Airport improvements present another area of growth opportunity for the construction industry. Almost every major airport in the United States has a multibillion capital improvement program underway and new projects will continue to be funded.

The FAA’s Airport Improvement grant program plans to invest $3.2 billion in the development and modernization of aviation facilities in the country. This modernization and expansion of security remains a top priority for the nation’s 3,332 public airports. With revenue opportunities in restaurants, retail and even parking, many airports are finding themselves competing to fit the needs of travelers. This includes extensive renovations to help drive in more revenue. 

Large projects currently underway include the $8.5 billion expansion of Chicago O’Hare, an $8 billion overhaul at LaGuardia in New York City, a $3.1 billion San Diego International Airport Terminal 1 project and a $4.1 billion terminal replacement project at Salt Lake City International Airport.

Seawall construction

Rising sea levels are creating a heightened sense of urgency for the construction and repair of seawalls in coastal regions. As a result, the construction sector will see a lot of projects coming online in this area as the problem continues to be addressed across the globe.

A study conducted by the Center for Climate Integrity and engineering firm Resilient Analytics, projected that coastal communities will need to spend $400 billion over the next 20 years to protect their shores from rising sea levels. The report indicated that 50,000 miles of coastal barriers will have to be built by 2040 and Jacksonville, Fla.; New York City; Virginia Beach, Va.; and Galveston, Texas, will spend the most on seawall construction.

U.S. communities are already bidding out these projects. San Francisco International Airport announced they are moving forward with a $587 million plan to build a major new seawall around the entire airport. Cities such as Miami and Charleston are also considering billion-dollar seawall projects. Earlier this year federal officials proposed a $1 billion dollar seawall around the lower Charleston peninsula. Cost estimates for the nine-mile, 12-feet-tall fortification project ranged from $1.75 to $2.2 billion. And the U.S. Army Corps of Engineers recently revealed an updated $26 billion storm barrier project to protect the Texas gulf from storms.

Water infrastructure

According to a recent ASCE status report on American infrastructure, problems with the nation’s water infrastructure are attributable to the many aging drinking water pipelines laid from 1900 to 1950, contributing to an estimated 240,000 water main breaks per year in the country, wasting more than two trillion gallons of treated drinking water. Additionally, “lead pipes and fixtures, which were commonly installed through the mid-20th century, are still in service in some cities,” according to the report.

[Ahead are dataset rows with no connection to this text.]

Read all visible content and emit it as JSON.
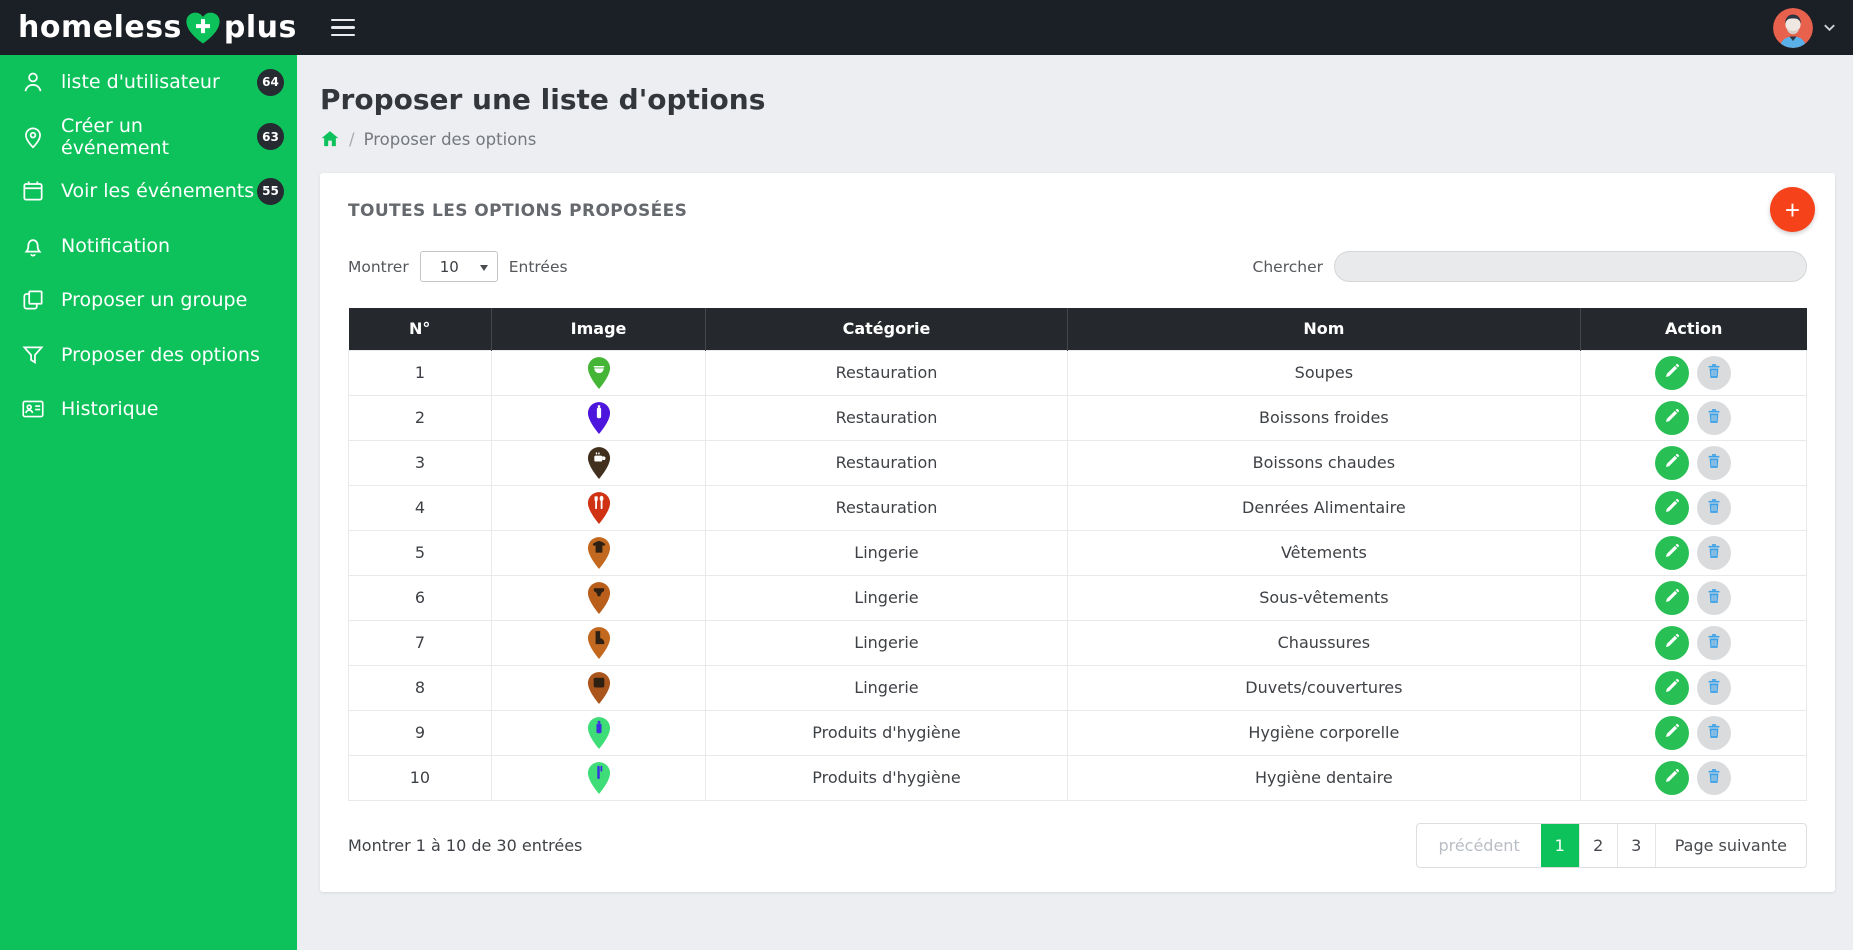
{
  "navbar": {
    "brand": {
      "part1": "homeless",
      "part2": "plus"
    },
    "heart_icon": "heart-plus-icon",
    "menu_icon": "hamburger-menu-icon"
  },
  "sidebar": {
    "items": [
      {
        "id": "users",
        "label": "liste d'utilisateur",
        "icon": "user-icon",
        "badge": "64"
      },
      {
        "id": "create-event",
        "label": "Créer un événement",
        "icon": "map-pin-icon",
        "badge": "63"
      },
      {
        "id": "view-events",
        "label": "Voir les événements",
        "icon": "calendar-icon",
        "badge": "55"
      },
      {
        "id": "notification",
        "label": "Notification",
        "icon": "bell-icon",
        "badge": null
      },
      {
        "id": "propose-group",
        "label": "Proposer un groupe",
        "icon": "layers-icon",
        "badge": null
      },
      {
        "id": "propose-options",
        "label": "Proposer des options",
        "icon": "filter-icon",
        "badge": null
      },
      {
        "id": "history",
        "label": "Historique",
        "icon": "id-card-icon",
        "badge": null
      }
    ]
  },
  "page": {
    "title": "Proposer une liste d'options",
    "breadcrumb": {
      "separator": "/",
      "current": "Proposer des options"
    }
  },
  "card": {
    "title": "TOUTES LES OPTIONS PROPOSÉES",
    "add_button_label": "+",
    "length_before": "Montrer",
    "length_value": "10",
    "length_after": "Entrées",
    "search_label": "Chercher",
    "search_value": ""
  },
  "table": {
    "headers": [
      "N°",
      "Image",
      "Catégorie",
      "Nom",
      "Action"
    ],
    "rows": [
      {
        "num": "1",
        "icon": "pin-soup-icon",
        "pin_color": "#45b536",
        "glyph": "soup",
        "glyph_color": "#ffffff",
        "category": "Restauration",
        "name": "Soupes"
      },
      {
        "num": "2",
        "icon": "pin-bottle-icon",
        "pin_color": "#4c16dd",
        "glyph": "bottle",
        "glyph_color": "#ffffff",
        "category": "Restauration",
        "name": "Boissons froides"
      },
      {
        "num": "3",
        "icon": "pin-coffee-icon",
        "pin_color": "#42301f",
        "glyph": "coffee",
        "glyph_color": "#ffffff",
        "category": "Restauration",
        "name": "Boissons chaudes"
      },
      {
        "num": "4",
        "icon": "pin-cutlery-icon",
        "pin_color": "#d03214",
        "glyph": "cutlery",
        "glyph_color": "#ffffff",
        "category": "Restauration",
        "name": "Denrées Alimentaire"
      },
      {
        "num": "5",
        "icon": "pin-tshirt-icon",
        "pin_color": "#c2691f",
        "glyph": "tshirt",
        "glyph_color": "#2e2013",
        "category": "Lingerie",
        "name": "Vêtements"
      },
      {
        "num": "6",
        "icon": "pin-underwear-icon",
        "pin_color": "#b95e1b",
        "glyph": "underwear",
        "glyph_color": "#2e2013",
        "category": "Lingerie",
        "name": "Sous-vêtements"
      },
      {
        "num": "7",
        "icon": "pin-shoes-icon",
        "pin_color": "#c2691f",
        "glyph": "shoes",
        "glyph_color": "#2e2013",
        "category": "Lingerie",
        "name": "Chaussures"
      },
      {
        "num": "8",
        "icon": "pin-blanket-icon",
        "pin_color": "#a9551b",
        "glyph": "blanket",
        "glyph_color": "#2e2013",
        "category": "Lingerie",
        "name": "Duvets/couvertures"
      },
      {
        "num": "9",
        "icon": "pin-soap-icon",
        "pin_color": "#3fdd78",
        "glyph": "soap",
        "glyph_color": "#3b30e0",
        "category": "Produits d'hygiène",
        "name": "Hygiène corporelle"
      },
      {
        "num": "10",
        "icon": "pin-toothbrush-icon",
        "pin_color": "#3fdd78",
        "glyph": "toothbrush",
        "glyph_color": "#3b30e0",
        "category": "Produits d'hygiène",
        "name": "Hygiène dentaire"
      }
    ]
  },
  "footer": {
    "info": "Montrer 1 à 10 de 30 entrées",
    "pagination": {
      "prev": "précédent",
      "pages": [
        "1",
        "2",
        "3"
      ],
      "active": "1",
      "next": "Page suivante"
    }
  },
  "colors": {
    "accent_green": "#0dc25b",
    "navbar_dark": "#1b1f26",
    "table_header_dark": "#25292d",
    "add_button_red": "#f5421a",
    "edit_button_green": "#28c054",
    "delete_icon_blue": "#3aa0e8",
    "avatar_bg_orange": "#e8614d"
  }
}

Earlier this year, the U.S. EPA announced $6 billion in funding for water infrastructure projects. According to the EPA, “this year’s funding will provide up to $6 billion to support $12 billion in water infrastructure projects while creating more than 35,000 jobs and improving public health and environmental protection in communities across the country.”

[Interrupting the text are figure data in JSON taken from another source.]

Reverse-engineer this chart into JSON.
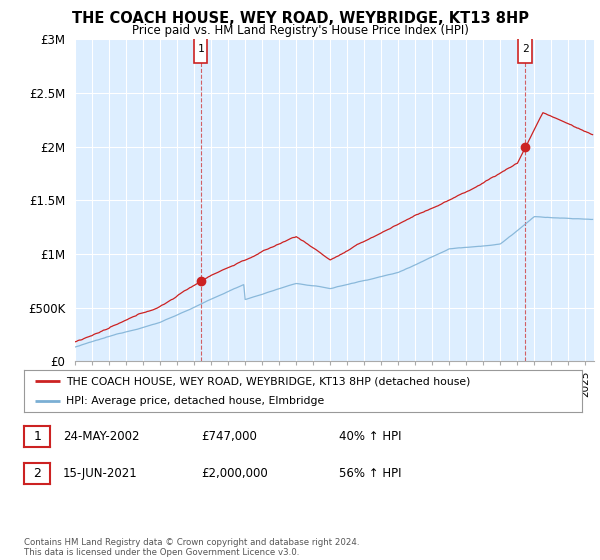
{
  "title": "THE COACH HOUSE, WEY ROAD, WEYBRIDGE, KT13 8HP",
  "subtitle": "Price paid vs. HM Land Registry's House Price Index (HPI)",
  "ylabel_ticks": [
    "£0",
    "£500K",
    "£1M",
    "£1.5M",
    "£2M",
    "£2.5M",
    "£3M"
  ],
  "ylim": [
    0,
    3000000
  ],
  "yticks": [
    0,
    500000,
    1000000,
    1500000,
    2000000,
    2500000,
    3000000
  ],
  "xlim_start": 1995.0,
  "xlim_end": 2025.5,
  "hpi_color": "#7bafd4",
  "price_color": "#cc2222",
  "dashed_color": "#cc2222",
  "sale1_x": 2002.38,
  "sale1_y": 747000,
  "sale2_x": 2021.46,
  "sale2_y": 2000000,
  "legend_line1": "THE COACH HOUSE, WEY ROAD, WEYBRIDGE, KT13 8HP (detached house)",
  "legend_line2": "HPI: Average price, detached house, Elmbridge",
  "table_row1_num": "1",
  "table_row1_date": "24-MAY-2002",
  "table_row1_price": "£747,000",
  "table_row1_hpi": "40% ↑ HPI",
  "table_row2_num": "2",
  "table_row2_date": "15-JUN-2021",
  "table_row2_price": "£2,000,000",
  "table_row2_hpi": "56% ↑ HPI",
  "footer": "Contains HM Land Registry data © Crown copyright and database right 2024.\nThis data is licensed under the Open Government Licence v3.0.",
  "background_color": "#ffffff",
  "plot_bg_color": "#ddeeff"
}
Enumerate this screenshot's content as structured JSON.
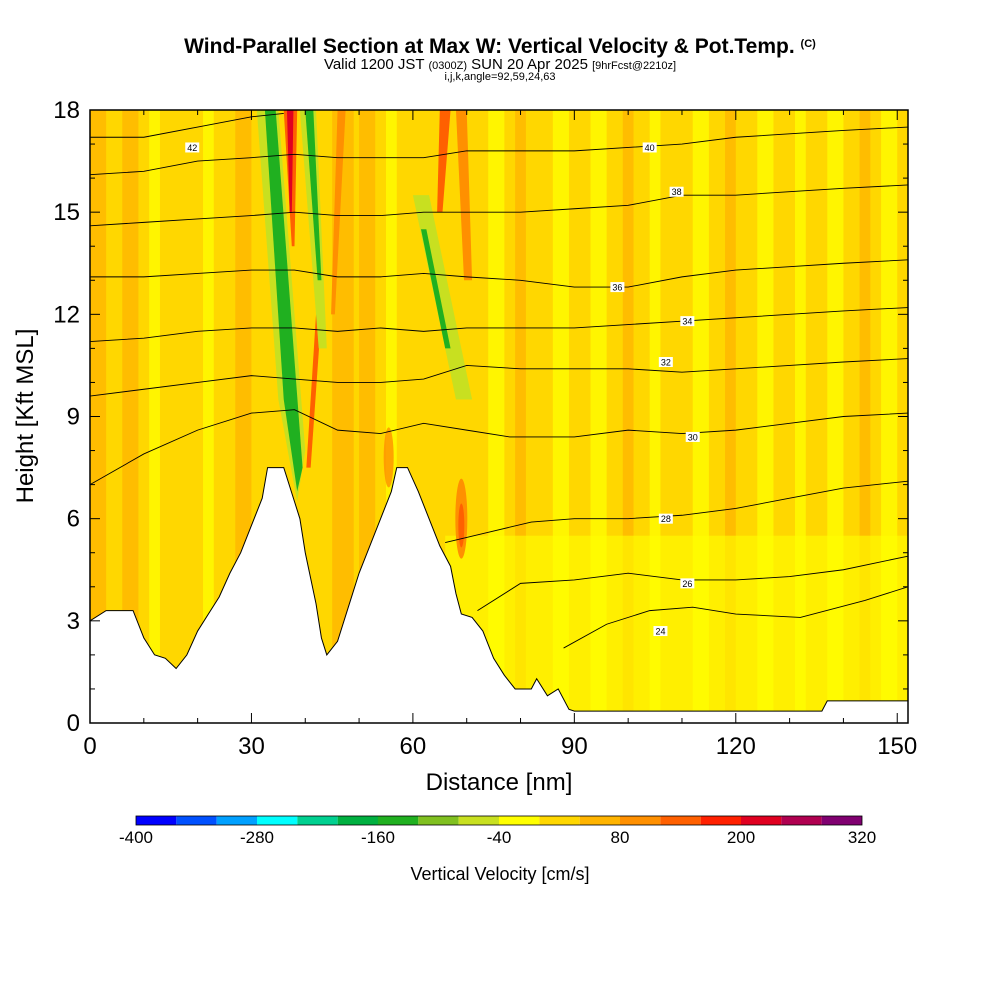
{
  "title": {
    "main": "Wind-Parallel Section at Max W: Vertical Velocity & Pot.Temp.",
    "copyright": "(C)",
    "valid_prefix": "Valid 1200 JST",
    "valid_utc": "(0300Z)",
    "valid_date": "SUN 20 Apr 2025",
    "forecast": "[9hrFcst@2210z]",
    "params": "i,j,k,angle=92,59,24,63"
  },
  "chart_data": {
    "type": "heatmap",
    "xlabel": "Distance [nm]",
    "ylabel": "Height [Kft MSL]",
    "xlim": [
      0,
      152
    ],
    "ylim": [
      0,
      18
    ],
    "xticks": [
      "0",
      "30",
      "60",
      "90",
      "120",
      "150"
    ],
    "yticks": [
      "0",
      "3",
      "6",
      "9",
      "12",
      "15",
      "18"
    ],
    "xtick_values": [
      0,
      30,
      60,
      90,
      120,
      150
    ],
    "ytick_values": [
      0,
      3,
      6,
      9,
      12,
      15,
      18
    ],
    "colorbar": {
      "label": "Vertical Velocity [cm/s]",
      "min": -400,
      "max": 320,
      "step": 40,
      "tick_labels": [
        "-400",
        "-280",
        "-160",
        "-40",
        "80",
        "200",
        "320"
      ],
      "tick_values": [
        -400,
        -280,
        -160,
        -40,
        80,
        200,
        320
      ],
      "colors": [
        "#0000ff",
        "#0050ff",
        "#00a0ff",
        "#00ffff",
        "#00d090",
        "#00b040",
        "#20b020",
        "#80c020",
        "#c8e020",
        "#ffff00",
        "#ffd700",
        "#ffb400",
        "#ff9000",
        "#ff6000",
        "#ff2000",
        "#e00020",
        "#b00050",
        "#800070"
      ]
    },
    "terrain": [
      [
        0,
        3
      ],
      [
        3,
        3.3
      ],
      [
        8,
        3.3
      ],
      [
        10,
        2.5
      ],
      [
        12,
        2
      ],
      [
        14,
        1.9
      ],
      [
        16,
        1.6
      ],
      [
        18,
        2
      ],
      [
        20,
        2.7
      ],
      [
        22,
        3.2
      ],
      [
        24,
        3.7
      ],
      [
        26,
        4.4
      ],
      [
        28,
        5
      ],
      [
        30,
        5.8
      ],
      [
        32,
        6.6
      ],
      [
        33,
        7.5
      ],
      [
        36,
        7.5
      ],
      [
        38,
        6.5
      ],
      [
        39,
        6
      ],
      [
        40,
        5
      ],
      [
        42,
        3.5
      ],
      [
        43,
        2.5
      ],
      [
        44,
        2
      ],
      [
        46,
        2.4
      ],
      [
        48,
        3.4
      ],
      [
        50,
        4.4
      ],
      [
        52,
        5.2
      ],
      [
        54,
        6
      ],
      [
        56,
        6.8
      ],
      [
        57,
        7.5
      ],
      [
        59,
        7.5
      ],
      [
        61,
        6.8
      ],
      [
        63,
        6
      ],
      [
        65,
        5.2
      ],
      [
        67,
        4.6
      ],
      [
        68,
        3.8
      ],
      [
        69,
        3.2
      ],
      [
        71,
        3.1
      ],
      [
        73,
        2.7
      ],
      [
        75,
        1.9
      ],
      [
        77,
        1.4
      ],
      [
        79,
        1
      ],
      [
        82,
        1
      ],
      [
        83,
        1.3
      ],
      [
        85,
        0.8
      ],
      [
        87,
        1
      ],
      [
        89,
        0.4
      ],
      [
        90,
        0.35
      ],
      [
        136,
        0.35
      ],
      [
        137,
        0.65
      ],
      [
        152,
        0.65
      ]
    ],
    "theta_contours": [
      {
        "label": "24",
        "points": [
          [
            88,
            2.2
          ],
          [
            96,
            2.9
          ],
          [
            104,
            3.3
          ],
          [
            112,
            3.4
          ],
          [
            120,
            3.2
          ],
          [
            132,
            3.1
          ],
          [
            144,
            3.6
          ],
          [
            152,
            4
          ]
        ],
        "label_at": [
          106,
          2.7
        ]
      },
      {
        "label": "26",
        "points": [
          [
            72,
            3.3
          ],
          [
            80,
            4.1
          ],
          [
            90,
            4.2
          ],
          [
            100,
            4.4
          ],
          [
            110,
            4.2
          ],
          [
            120,
            4.2
          ],
          [
            130,
            4.3
          ],
          [
            140,
            4.5
          ],
          [
            152,
            4.9
          ]
        ],
        "label_at": [
          111,
          4.1
        ]
      },
      {
        "label": "28",
        "points": [
          [
            66,
            5.3
          ],
          [
            74,
            5.6
          ],
          [
            82,
            5.9
          ],
          [
            90,
            6
          ],
          [
            100,
            6
          ],
          [
            110,
            6.1
          ],
          [
            120,
            6.3
          ],
          [
            130,
            6.6
          ],
          [
            140,
            6.9
          ],
          [
            152,
            7.1
          ]
        ],
        "label_at": [
          107,
          6
        ]
      },
      {
        "label": "30",
        "points": [
          [
            0,
            7
          ],
          [
            10,
            7.9
          ],
          [
            20,
            8.6
          ],
          [
            30,
            9.1
          ],
          [
            38,
            9.2
          ],
          [
            46,
            8.6
          ],
          [
            54,
            8.5
          ],
          [
            62,
            8.8
          ],
          [
            70,
            8.6
          ],
          [
            78,
            8.4
          ],
          [
            90,
            8.4
          ],
          [
            100,
            8.6
          ],
          [
            110,
            8.5
          ],
          [
            120,
            8.6
          ],
          [
            130,
            8.8
          ],
          [
            140,
            9
          ],
          [
            152,
            9.1
          ]
        ],
        "label_at": [
          112,
          8.4
        ]
      },
      {
        "label": "32",
        "points": [
          [
            0,
            9.6
          ],
          [
            10,
            9.8
          ],
          [
            20,
            10
          ],
          [
            30,
            10.2
          ],
          [
            38,
            10.1
          ],
          [
            46,
            10
          ],
          [
            54,
            10
          ],
          [
            62,
            10.1
          ],
          [
            70,
            10.5
          ],
          [
            80,
            10.4
          ],
          [
            90,
            10.4
          ],
          [
            100,
            10.4
          ],
          [
            110,
            10.3
          ],
          [
            120,
            10.4
          ],
          [
            130,
            10.5
          ],
          [
            140,
            10.6
          ],
          [
            152,
            10.7
          ]
        ],
        "label_at": [
          107,
          10.6
        ]
      },
      {
        "label": "34",
        "points": [
          [
            0,
            11.2
          ],
          [
            10,
            11.3
          ],
          [
            20,
            11.5
          ],
          [
            30,
            11.6
          ],
          [
            38,
            11.6
          ],
          [
            46,
            11.5
          ],
          [
            54,
            11.6
          ],
          [
            62,
            11.5
          ],
          [
            70,
            11.6
          ],
          [
            80,
            11.6
          ],
          [
            90,
            11.6
          ],
          [
            100,
            11.7
          ],
          [
            110,
            11.8
          ],
          [
            120,
            11.9
          ],
          [
            130,
            12
          ],
          [
            140,
            12.1
          ],
          [
            152,
            12.2
          ]
        ],
        "label_at": [
          111,
          11.8
        ]
      },
      {
        "label": "36",
        "points": [
          [
            0,
            13.1
          ],
          [
            10,
            13.1
          ],
          [
            20,
            13.2
          ],
          [
            30,
            13.3
          ],
          [
            38,
            13.3
          ],
          [
            46,
            13.1
          ],
          [
            54,
            13.1
          ],
          [
            62,
            13.2
          ],
          [
            70,
            13.1
          ],
          [
            80,
            13
          ],
          [
            90,
            12.8
          ],
          [
            100,
            12.8
          ],
          [
            110,
            13.1
          ],
          [
            120,
            13.3
          ],
          [
            130,
            13.4
          ],
          [
            140,
            13.5
          ],
          [
            152,
            13.6
          ]
        ],
        "label_at": [
          98,
          12.8
        ]
      },
      {
        "label": "38",
        "points": [
          [
            0,
            14.6
          ],
          [
            10,
            14.7
          ],
          [
            20,
            14.8
          ],
          [
            30,
            14.9
          ],
          [
            38,
            15
          ],
          [
            46,
            14.9
          ],
          [
            54,
            14.9
          ],
          [
            62,
            15
          ],
          [
            70,
            15
          ],
          [
            80,
            15
          ],
          [
            90,
            15.1
          ],
          [
            100,
            15.2
          ],
          [
            110,
            15.5
          ],
          [
            120,
            15.5
          ],
          [
            130,
            15.6
          ],
          [
            140,
            15.7
          ],
          [
            152,
            15.8
          ]
        ],
        "label_at": [
          109,
          15.6
        ]
      },
      {
        "label": "40",
        "points": [
          [
            0,
            16.1
          ],
          [
            10,
            16.2
          ],
          [
            20,
            16.5
          ],
          [
            30,
            16.6
          ],
          [
            38,
            16.7
          ],
          [
            46,
            16.6
          ],
          [
            54,
            16.6
          ],
          [
            62,
            16.6
          ],
          [
            70,
            16.8
          ],
          [
            80,
            16.8
          ],
          [
            90,
            16.8
          ],
          [
            100,
            16.9
          ],
          [
            110,
            17
          ],
          [
            120,
            17.2
          ],
          [
            130,
            17.3
          ],
          [
            140,
            17.4
          ],
          [
            152,
            17.5
          ]
        ],
        "label_at": [
          104,
          16.9
        ]
      },
      {
        "label": "42",
        "points": [
          [
            0,
            17.2
          ],
          [
            10,
            17.2
          ],
          [
            20,
            17.5
          ],
          [
            30,
            17.8
          ],
          [
            36,
            17.9
          ]
        ],
        "label_at": [
          19,
          16.9
        ]
      }
    ]
  }
}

This round of funding prioritizes construction-ready projects in three areas: updating aging infrastructure, reducing exposure to lead and addressing emerging contaminants, and water reuse and recycling.

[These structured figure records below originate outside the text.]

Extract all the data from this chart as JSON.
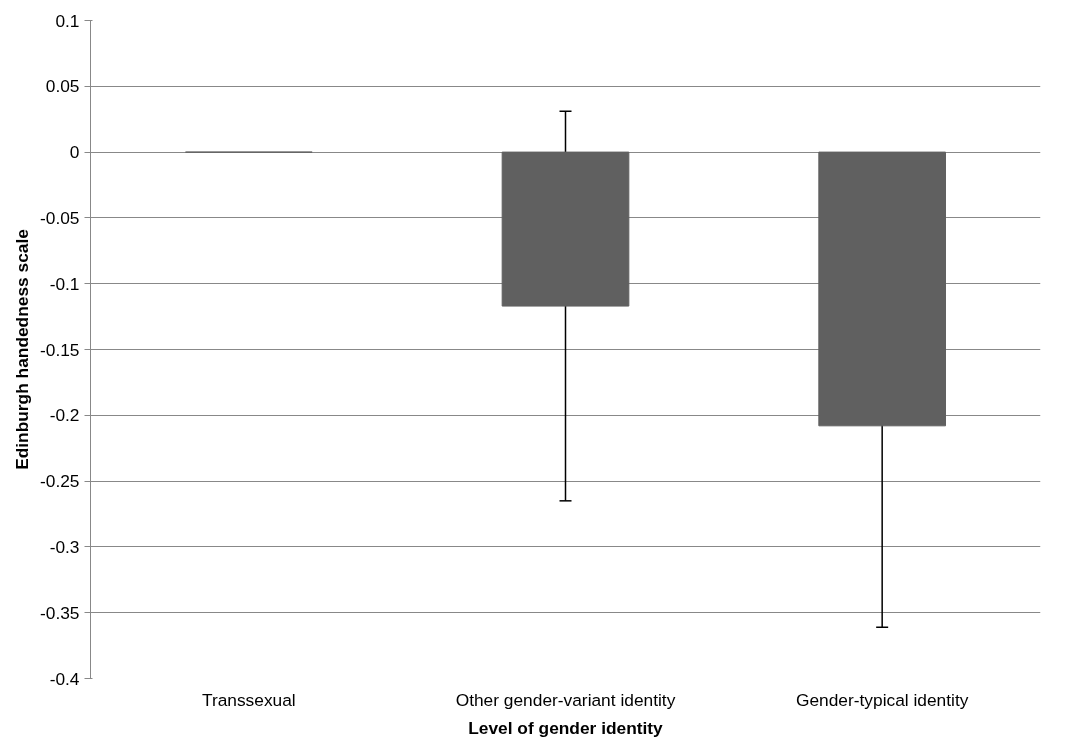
{
  "chart_data": {
    "type": "bar",
    "xlabel": "Level of gender identity",
    "ylabel": "Edinburgh handedness scale",
    "categories": [
      "Transsexual",
      "Other gender-variant identity",
      "Gender-typical identity"
    ],
    "values": [
      0,
      -0.117,
      -0.208
    ],
    "errors": [
      null,
      0.148,
      0.153
    ],
    "color": "#606060",
    "ylim": [
      -0.4,
      0.1
    ],
    "yticks": [
      -0.4,
      -0.35,
      -0.3,
      -0.25,
      -0.2,
      -0.15,
      -0.1,
      -0.05,
      0,
      0.05,
      0.1
    ],
    "grid": "y"
  }
}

Transportation, seawall and water infrastructure projects will continue to serve as key areas for growth that construction companies should think about exploring. These and other infrastructure projects are needed to upgrade failing infrastructure in the country. The ASCE’s 2017 Report Card gave the nation a D+ grade for infrastructure and estimated that by 2025 a total investment of $4.59 trillion will be required to improve the nation's infrastructure.

As governments across the world continue to prioritize and implement infrastructure economic recovery plans, the construction sector will be executing on these plans, growing in tandem with the economy.